9.2.2 Multivariate Gaussian clusters

We now consider the case where the sub-populations are multivariate Gaussian, i.e. \(f(\mathbf x; \boldsymbol \theta_j)\) is the density of \(N_p({\boldsymbol{\mu}}_j, \boldsymbol{\Sigma}_j)\) for \(j=1, \ldots , K\). Here, \(\boldsymbol \theta_j\) consists of \({\boldsymbol{\mu}}_j\) and \(\boldsymbol{\Sigma}_j\) for each \(j=1, \ldots , K\).
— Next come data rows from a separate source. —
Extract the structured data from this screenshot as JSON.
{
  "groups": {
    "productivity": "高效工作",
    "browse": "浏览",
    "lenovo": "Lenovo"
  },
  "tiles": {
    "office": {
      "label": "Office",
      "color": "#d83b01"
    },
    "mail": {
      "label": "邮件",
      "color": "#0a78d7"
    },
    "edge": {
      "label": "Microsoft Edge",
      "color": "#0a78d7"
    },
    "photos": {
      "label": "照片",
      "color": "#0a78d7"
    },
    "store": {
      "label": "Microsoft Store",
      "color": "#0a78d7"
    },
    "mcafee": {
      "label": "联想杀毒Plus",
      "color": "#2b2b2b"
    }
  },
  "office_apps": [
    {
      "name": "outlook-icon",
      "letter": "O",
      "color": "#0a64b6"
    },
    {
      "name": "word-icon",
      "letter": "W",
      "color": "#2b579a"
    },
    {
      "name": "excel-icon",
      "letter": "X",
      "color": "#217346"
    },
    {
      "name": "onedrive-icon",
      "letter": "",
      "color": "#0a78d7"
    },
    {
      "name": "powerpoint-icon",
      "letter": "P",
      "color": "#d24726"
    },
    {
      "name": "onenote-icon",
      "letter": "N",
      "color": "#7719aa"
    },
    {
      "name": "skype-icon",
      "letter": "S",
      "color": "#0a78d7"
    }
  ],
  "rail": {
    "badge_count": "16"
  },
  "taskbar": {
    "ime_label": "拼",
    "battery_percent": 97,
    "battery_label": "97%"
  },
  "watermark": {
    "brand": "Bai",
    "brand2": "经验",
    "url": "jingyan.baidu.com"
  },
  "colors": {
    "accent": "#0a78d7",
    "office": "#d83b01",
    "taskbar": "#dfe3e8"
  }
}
In the general case, when the mean vector and covariance matrix are different for each sub-population, we know how to maximise the likelihood when the allocation \(\boldsymbol \delta\) is given (see Section 8.1.2). Conversely, given estimated parameters \(\hat{\boldsymbol \theta}_k\), we can estimate the encoder \(\boldsymbol \delta\) using Proposition 9.1. As for K-means, the procedure for doing model based clustering iterates between the steps

Estimate \(\boldsymbol \theta_k\) given the current partition \(\boldsymbol \delta\).
Estimate \(\boldsymbol \delta\) given parameter values \(\hat{\boldsymbol \theta}_1, \ldots, \hat{\boldsymbol \theta}_k\).

until convergence.

9.2.2.1 Link to K-means clustering

The case where \(\boldsymbol{\Sigma}_1=\cdots = \boldsymbol{\Sigma}_K=\sigma^2 \mathbf I_p\), i.e. the common covariance matrix is a scalar multiple of the \(p \times p\) identity matrix, turns out to be equivalent to K-means clustering. To see this, note that the maximum likelihood allocation \(\hat{\boldsymbol \delta}\) given estimated cluster means \(\hat{{\boldsymbol{\mu}}}_k\), is obtained by the \(\boldsymbol \delta\) which maximizes \[ \prod_{i=1}^n\exp(-\frac{1}{2\sigma}||\mathbf x_i-\hat{{\boldsymbol{\mu}}}_{\delta(i)}||_2^2) \] which is equivalent to minimizing \[ \sum_{j=1}^K \sum_{\mathbf x\in \mathcal{C}_j} \vert \vert \mathbf x- \hat{{\boldsymbol{\mu}}}_j\vert \vert^2. \] which in turn is equivalent to minimizing \(W(\boldsymbol \delta)\).

9.2.3 Example: Iris

The mclust library can be used to perform model-based clustering with Gaussian clusters. We just have to specify the number of required clusters.

library(mclust)
iris.m <- Mclust(iris2,G=3)

Pairs plots of the classification of each point can easily be obtained, as can the estimated probability density of each cluster.

plot(iris.m, what = c("classification"))

plot(iris.m, what = c("density"))

How to choose \(K\) in model-based clustering is beyond the scope of the module.